Please use as many sheets of paper as you need; do not forget to place your name on all these sheets.
1-7. Probabilistic approach to trust
1. If events A and B are independent, with Prob(A)=0.7 and Prob(B)=0.8, what is the probability of A & B? what is the probability of A \/ B? Explain your answers.
2. If a directly trusts b with probability 0.9, a trusts c with probability 0.8, and c trusts b with the probability 0.7, what is the resulting probability with which a trusts b?
3. Describe the basic Monte-Carlo algorithm for computing the probability of trust.
4. How can we use a standard random number generator - that generates real numbers uniformly distributed on the interval [0,1] - to simulate an even occurring with a given probability p0? Where is this idea used in the basic Monte-Carlo algorithm for computing the probability of trust?
5. Why is the basic Monte-Carlo algorithm not efficient in case of almost perfect trusts -- when the original trust probabilities are close to 1? Hint: recall how the accuracy of the Monte-Carlo method depends on the number of simulations.

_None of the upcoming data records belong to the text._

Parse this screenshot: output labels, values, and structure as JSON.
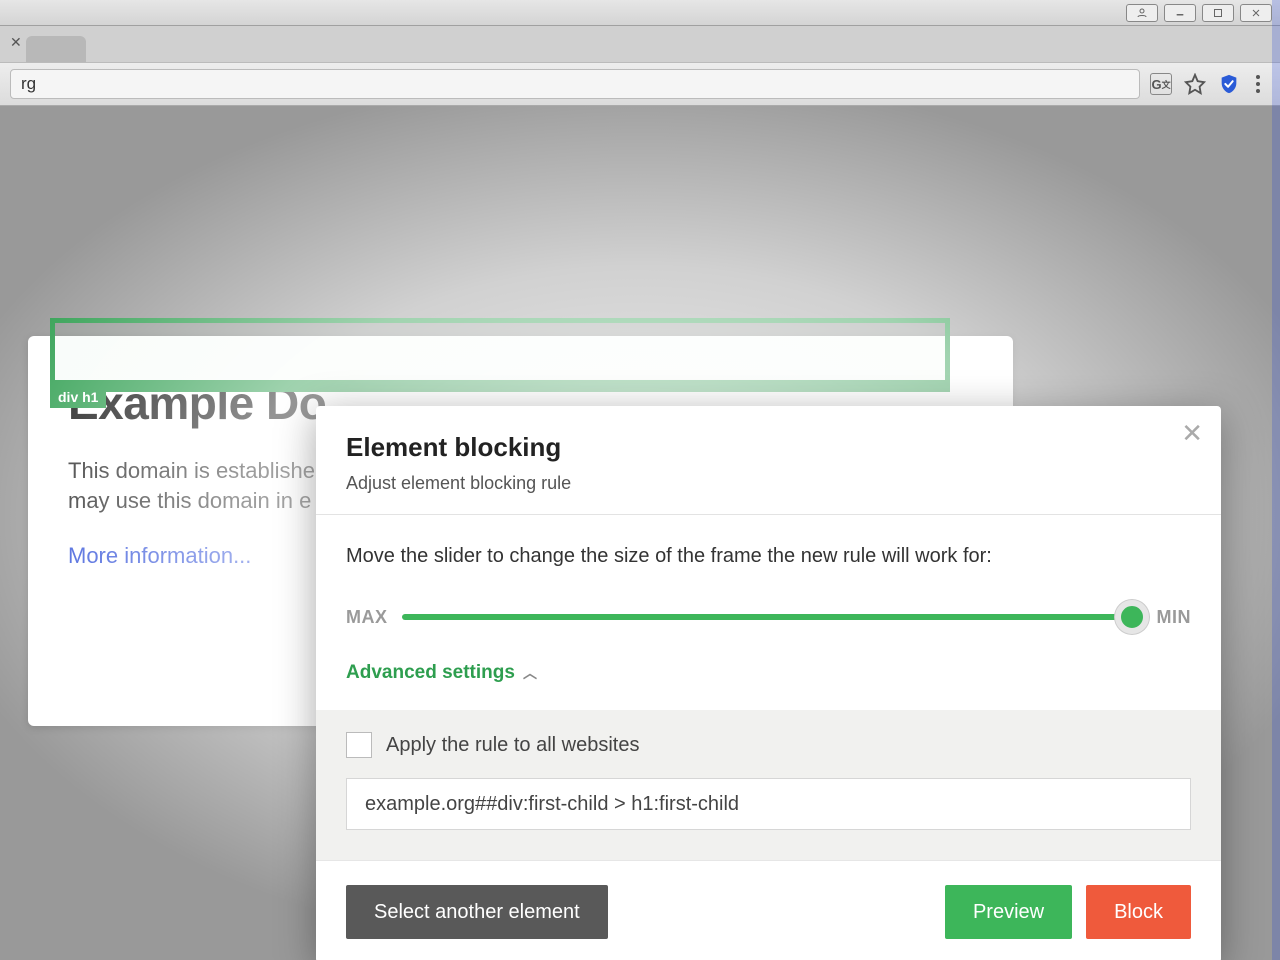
{
  "browser": {
    "url_fragment": "rg",
    "window_buttons": {
      "account": "account",
      "min": "minimize",
      "max": "maximize",
      "close": "close"
    }
  },
  "page": {
    "heading": "Example Do",
    "paragraph": "This domain is establishe\nmay use this domain in e",
    "link": "More information..."
  },
  "selection": {
    "tag": "div h1"
  },
  "modal": {
    "title": "Element blocking",
    "subtitle": "Adjust element blocking rule",
    "instruction": "Move the slider to change the size of the frame the new rule will work for:",
    "slider": {
      "left_label": "MAX",
      "right_label": "MIN"
    },
    "advanced_label": "Advanced settings",
    "apply_all_label": "Apply the rule to all websites",
    "rule_value": "example.org##div:first-child > h1:first-child",
    "buttons": {
      "select_another": "Select another element",
      "preview": "Preview",
      "block": "Block"
    }
  }
}
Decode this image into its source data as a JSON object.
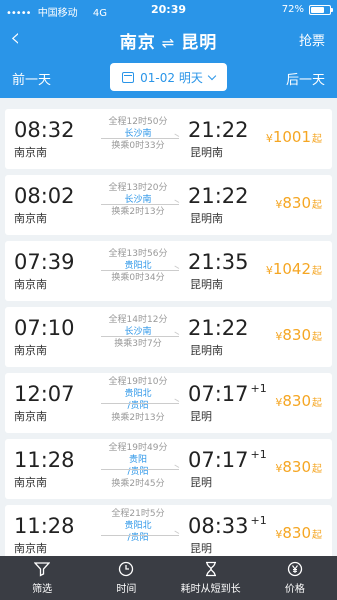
{
  "statusbar": {
    "signal_dots": "•••••",
    "carrier": "中国移动",
    "network": "4G",
    "time": "20:39",
    "battery_percent": "72%",
    "battery_level": 0.72
  },
  "navbar": {
    "from": "南京",
    "swap": "⇌",
    "to": "昆明",
    "grab_ticket": "抢票"
  },
  "datebar": {
    "prev_day": "前一天",
    "date": "01-02 明天",
    "next_day": "后一天"
  },
  "trains": [
    {
      "dep_time": "08:32",
      "dep_station": "南京南",
      "duration": "全程12时50分",
      "via": "长沙南",
      "change": "换乘0时33分",
      "arr_time": "21:22",
      "arr_day": "",
      "arr_station": "昆明南",
      "price": "1001"
    },
    {
      "dep_time": "08:02",
      "dep_station": "南京南",
      "duration": "全程13时20分",
      "via": "长沙南",
      "change": "换乘2时13分",
      "arr_time": "21:22",
      "arr_day": "",
      "arr_station": "昆明南",
      "price": "830"
    },
    {
      "dep_time": "07:39",
      "dep_station": "南京南",
      "duration": "全程13时56分",
      "via": "贵阳北",
      "change": "换乘0时34分",
      "arr_time": "21:35",
      "arr_day": "",
      "arr_station": "昆明南",
      "price": "1042"
    },
    {
      "dep_time": "07:10",
      "dep_station": "南京南",
      "duration": "全程14时12分",
      "via": "长沙南",
      "change": "换乘3时7分",
      "arr_time": "21:22",
      "arr_day": "",
      "arr_station": "昆明南",
      "price": "830"
    },
    {
      "dep_time": "12:07",
      "dep_station": "南京南",
      "duration": "全程19时10分",
      "via": "贵阳北",
      "via2": "/贵阳",
      "change": "换乘2时13分",
      "arr_time": "07:17",
      "arr_day": "+1",
      "arr_station": "昆明",
      "price": "830"
    },
    {
      "dep_time": "11:28",
      "dep_station": "南京南",
      "duration": "全程19时49分",
      "via": "贵阳",
      "via2": "/贵阳",
      "change": "换乘2时45分",
      "arr_time": "07:17",
      "arr_day": "+1",
      "arr_station": "昆明",
      "price": "830"
    },
    {
      "dep_time": "11:28",
      "dep_station": "南京南",
      "duration": "全程21时5分",
      "via": "贵阳北",
      "via2": "/贵阳",
      "change": "",
      "arr_time": "08:33",
      "arr_day": "+1",
      "arr_station": "昆明",
      "price": "830"
    }
  ],
  "currency_symbol": "¥",
  "price_suffix": "起",
  "tabbar": {
    "filter": "筛选",
    "time": "时间",
    "duration_sort": "耗时从短到长",
    "price": "价格"
  },
  "colors": {
    "accent": "#2a95e8",
    "price": "#f5a623",
    "tabbar": "#3a3d44"
  }
}
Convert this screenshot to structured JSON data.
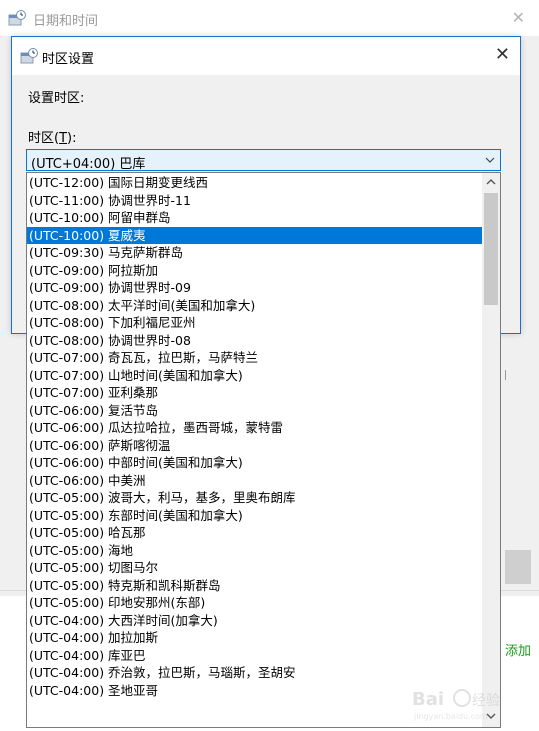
{
  "back_window": {
    "title": "日期和时间",
    "add_text": "添加"
  },
  "dialog": {
    "title": "时区设置",
    "set_label": "设置时区:",
    "timezone_label_prefix": "时区(",
    "timezone_label_key": "T",
    "timezone_label_suffix": "):"
  },
  "combo": {
    "selected": "(UTC+04:00) 巴库"
  },
  "dropdown": {
    "selected_index": 3,
    "items": [
      "(UTC-12:00) 国际日期变更线西",
      "(UTC-11:00) 协调世界时-11",
      "(UTC-10:00) 阿留申群岛",
      "(UTC-10:00) 夏威夷",
      "(UTC-09:30) 马克萨斯群岛",
      "(UTC-09:00) 阿拉斯加",
      "(UTC-09:00) 协调世界时-09",
      "(UTC-08:00) 太平洋时间(美国和加拿大)",
      "(UTC-08:00) 下加利福尼亚州",
      "(UTC-08:00) 协调世界时-08",
      "(UTC-07:00) 奇瓦瓦，拉巴斯，马萨特兰",
      "(UTC-07:00) 山地时间(美国和加拿大)",
      "(UTC-07:00) 亚利桑那",
      "(UTC-06:00) 复活节岛",
      "(UTC-06:00) 瓜达拉哈拉，墨西哥城，蒙特雷",
      "(UTC-06:00) 萨斯喀彻温",
      "(UTC-06:00) 中部时间(美国和加拿大)",
      "(UTC-06:00) 中美洲",
      "(UTC-05:00) 波哥大，利马，基多，里奥布朗库",
      "(UTC-05:00) 东部时间(美国和加拿大)",
      "(UTC-05:00) 哈瓦那",
      "(UTC-05:00) 海地",
      "(UTC-05:00) 切图马尔",
      "(UTC-05:00) 特克斯和凯科斯群岛",
      "(UTC-05:00) 印地安那州(东部)",
      "(UTC-04:00) 大西洋时间(加拿大)",
      "(UTC-04:00) 加拉加斯",
      "(UTC-04:00) 库亚巴",
      "(UTC-04:00) 乔治敦，拉巴斯，马瑙斯，圣胡安",
      "(UTC-04:00) 圣地亚哥"
    ]
  },
  "icons": {
    "window": "clock-calendar-icon",
    "close": "close-icon",
    "combo_arrow": "chevron-down-icon",
    "scroll_up": "scroll-up-arrow-icon",
    "scroll_down": "scroll-down-arrow-icon",
    "watermark": "baidu-watermark-logo"
  },
  "colors": {
    "accent": "#0078d7",
    "dialog_border": "#1a6fc6",
    "combo_bg": "#e5f1fb",
    "add_text": "#18a018"
  }
}
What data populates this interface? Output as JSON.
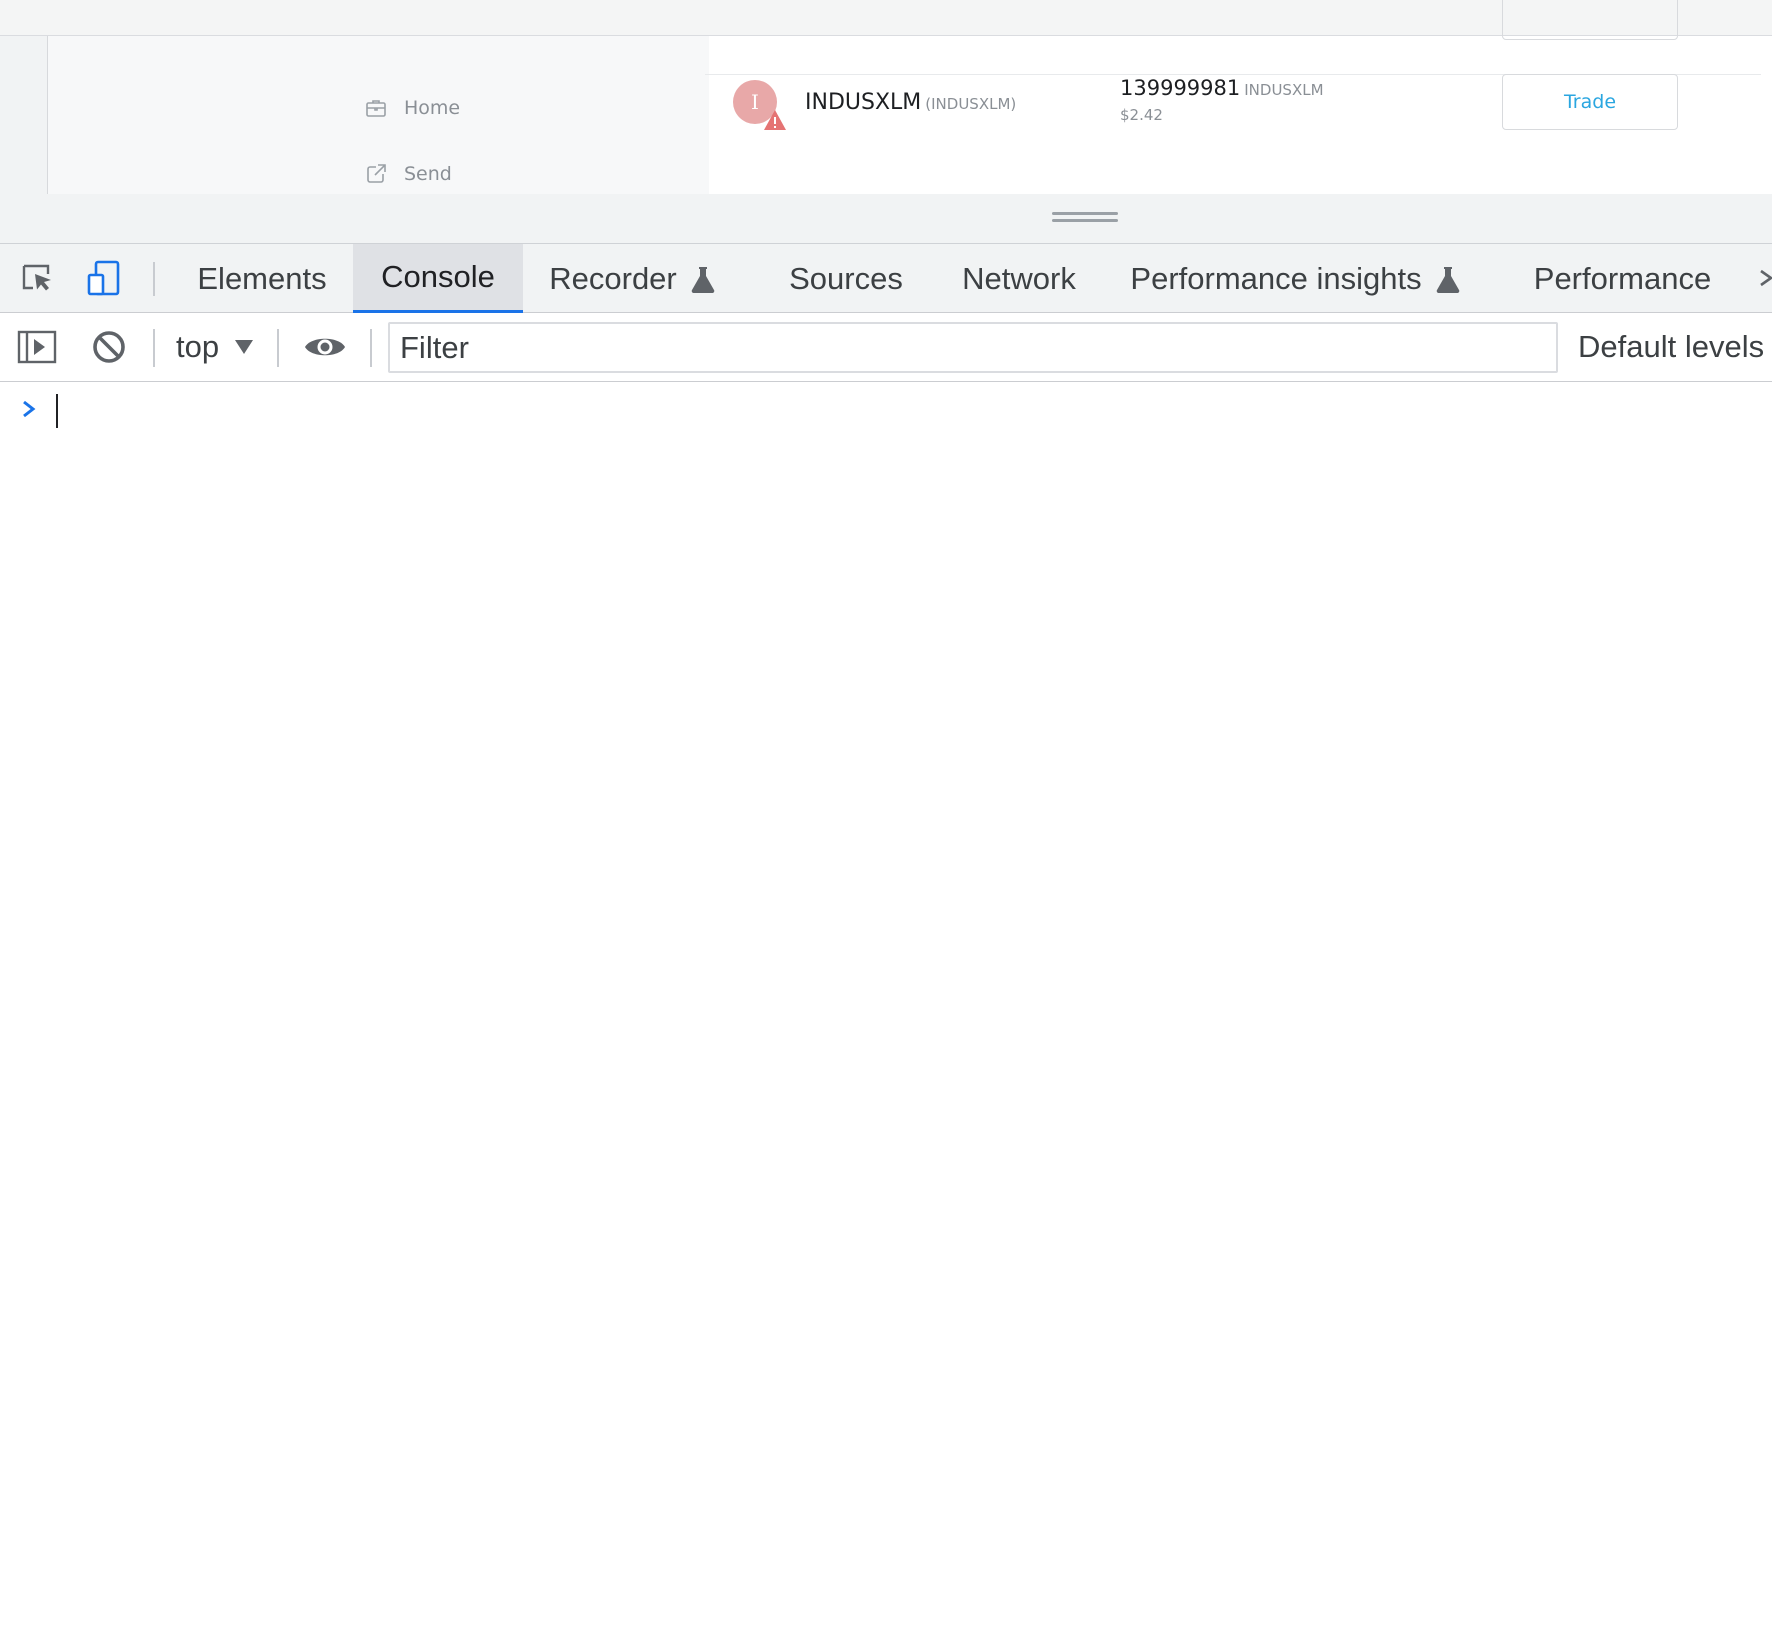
{
  "page": {
    "sidebar": {
      "items": [
        {
          "label": "Home",
          "icon": "briefcase-icon"
        },
        {
          "label": "Send",
          "icon": "external-link-icon"
        }
      ]
    },
    "asset": {
      "avatar_letter": "I",
      "name": "INDUSXLM",
      "code": "(INDUSXLM)",
      "balance": "139999981",
      "balance_unit": "INDUSXLM",
      "usd_value": "$2.42",
      "trade_label": "Trade",
      "warning_color": "#e57373",
      "trade_color": "#2aa6e0"
    }
  },
  "devtools": {
    "tabs": [
      {
        "label": "Elements",
        "active": false
      },
      {
        "label": "Console",
        "active": true
      },
      {
        "label": "Recorder",
        "active": false,
        "experimental": true
      },
      {
        "label": "Sources",
        "active": false
      },
      {
        "label": "Network",
        "active": false
      },
      {
        "label": "Performance insights",
        "active": false,
        "experimental": true
      },
      {
        "label": "Performance",
        "active": false
      }
    ],
    "toolbar": {
      "context": "top",
      "filter_placeholder": "Filter",
      "levels_label": "Default levels"
    },
    "accent_color": "#1a73e8"
  }
}
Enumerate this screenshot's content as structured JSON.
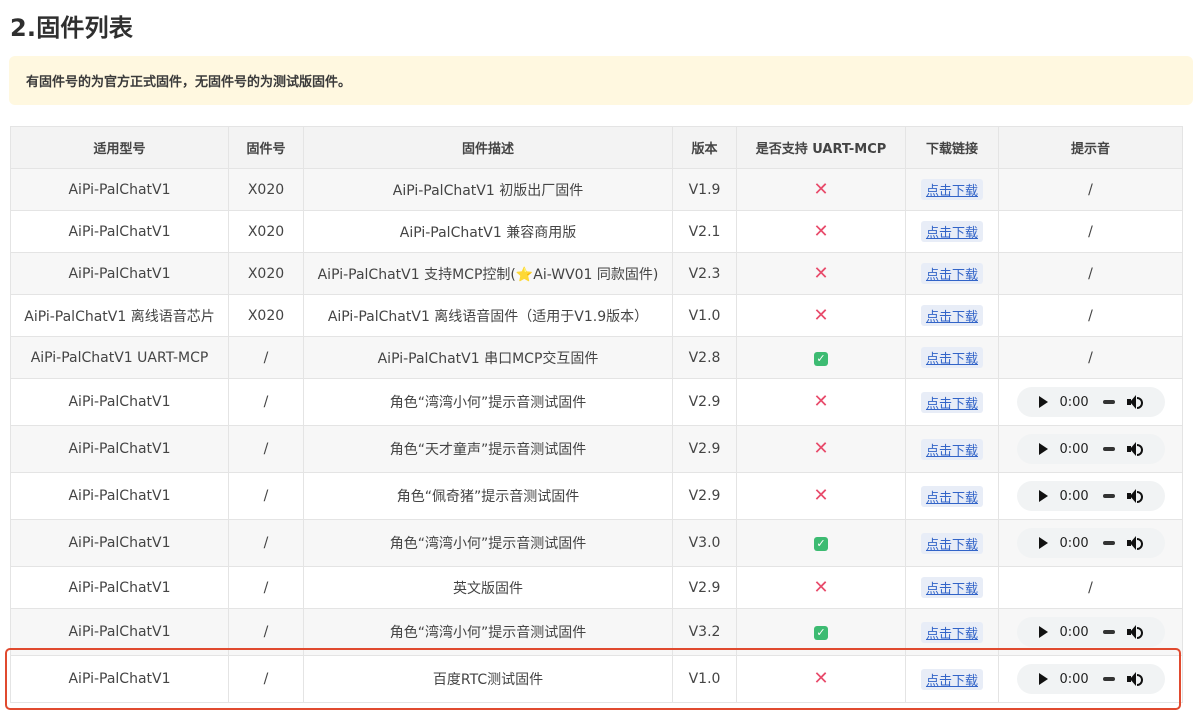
{
  "section_title": "2.固件列表",
  "notice": "有固件号的为官方正式固件，无固件号的为测试版固件。",
  "columns": [
    "适用型号",
    "固件号",
    "固件描述",
    "版本",
    "是否支持 UART-MCP",
    "下载链接",
    "提示音"
  ],
  "download_label": "点击下载",
  "audio_time": "0:00",
  "rows": [
    {
      "model": "AiPi-PalChatV1",
      "fw": "X020",
      "desc": "AiPi-PalChatV1 初版出厂固件",
      "ver": "V1.9",
      "mcp": "no",
      "tone": "/"
    },
    {
      "model": "AiPi-PalChatV1",
      "fw": "X020",
      "desc": "AiPi-PalChatV1 兼容商用版",
      "ver": "V2.1",
      "mcp": "no",
      "tone": "/"
    },
    {
      "model": "AiPi-PalChatV1",
      "fw": "X020",
      "desc": "AiPi-PalChatV1 支持MCP控制(⭐Ai-WV01 同款固件)",
      "ver": "V2.3",
      "mcp": "no",
      "tone": "/"
    },
    {
      "model": "AiPi-PalChatV1 离线语音芯片",
      "fw": "X020",
      "desc": "AiPi-PalChatV1 离线语音固件（适用于V1.9版本）",
      "ver": "V1.0",
      "mcp": "no",
      "tone": "/"
    },
    {
      "model": "AiPi-PalChatV1 UART-MCP",
      "fw": "/",
      "desc": "AiPi-PalChatV1 串口MCP交互固件",
      "ver": "V2.8",
      "mcp": "yes",
      "tone": "/"
    },
    {
      "model": "AiPi-PalChatV1",
      "fw": "/",
      "desc": "角色“湾湾小何”提示音测试固件",
      "ver": "V2.9",
      "mcp": "no",
      "tone": "audio"
    },
    {
      "model": "AiPi-PalChatV1",
      "fw": "/",
      "desc": "角色“天才童声”提示音测试固件",
      "ver": "V2.9",
      "mcp": "no",
      "tone": "audio"
    },
    {
      "model": "AiPi-PalChatV1",
      "fw": "/",
      "desc": "角色“佩奇猪”提示音测试固件",
      "ver": "V2.9",
      "mcp": "no",
      "tone": "audio"
    },
    {
      "model": "AiPi-PalChatV1",
      "fw": "/",
      "desc": "角色“湾湾小何”提示音测试固件",
      "ver": "V3.0",
      "mcp": "yes",
      "tone": "audio"
    },
    {
      "model": "AiPi-PalChatV1",
      "fw": "/",
      "desc": "英文版固件",
      "ver": "V2.9",
      "mcp": "no",
      "tone": "/"
    },
    {
      "model": "AiPi-PalChatV1",
      "fw": "/",
      "desc": "角色“湾湾小何”提示音测试固件",
      "ver": "V3.2",
      "mcp": "yes",
      "tone": "audio"
    },
    {
      "model": "AiPi-PalChatV1",
      "fw": "/",
      "desc": "百度RTC测试固件",
      "ver": "V1.0",
      "mcp": "no",
      "tone": "audio"
    }
  ],
  "colors": {
    "accent_link": "#3264c8",
    "cross": "#e84a6a",
    "check": "#3dbb72",
    "highlight": "#e04a2f",
    "notice_bg": "#fff8e0"
  }
}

6-7. If a directly trusts b with probability 0.99, a trusts c with probability 0.98, and c trusts b with the probability 0.97, what is the resulting probability with which a trusts b? Give a direct answer, and then use the scaling algorithm to provide an answer.
8. Use the constraints and intervals algorithm to show that the line y=x-x^2 has no intersection with the line y=1 when x is in [0,1].
9-10. Use the constraints and intervals algorithm to find the solution to the system of equations y=x-x^2 and y=0.09 when is in [0,1]. It is sufficient to perform the first few iterations, with some bisection.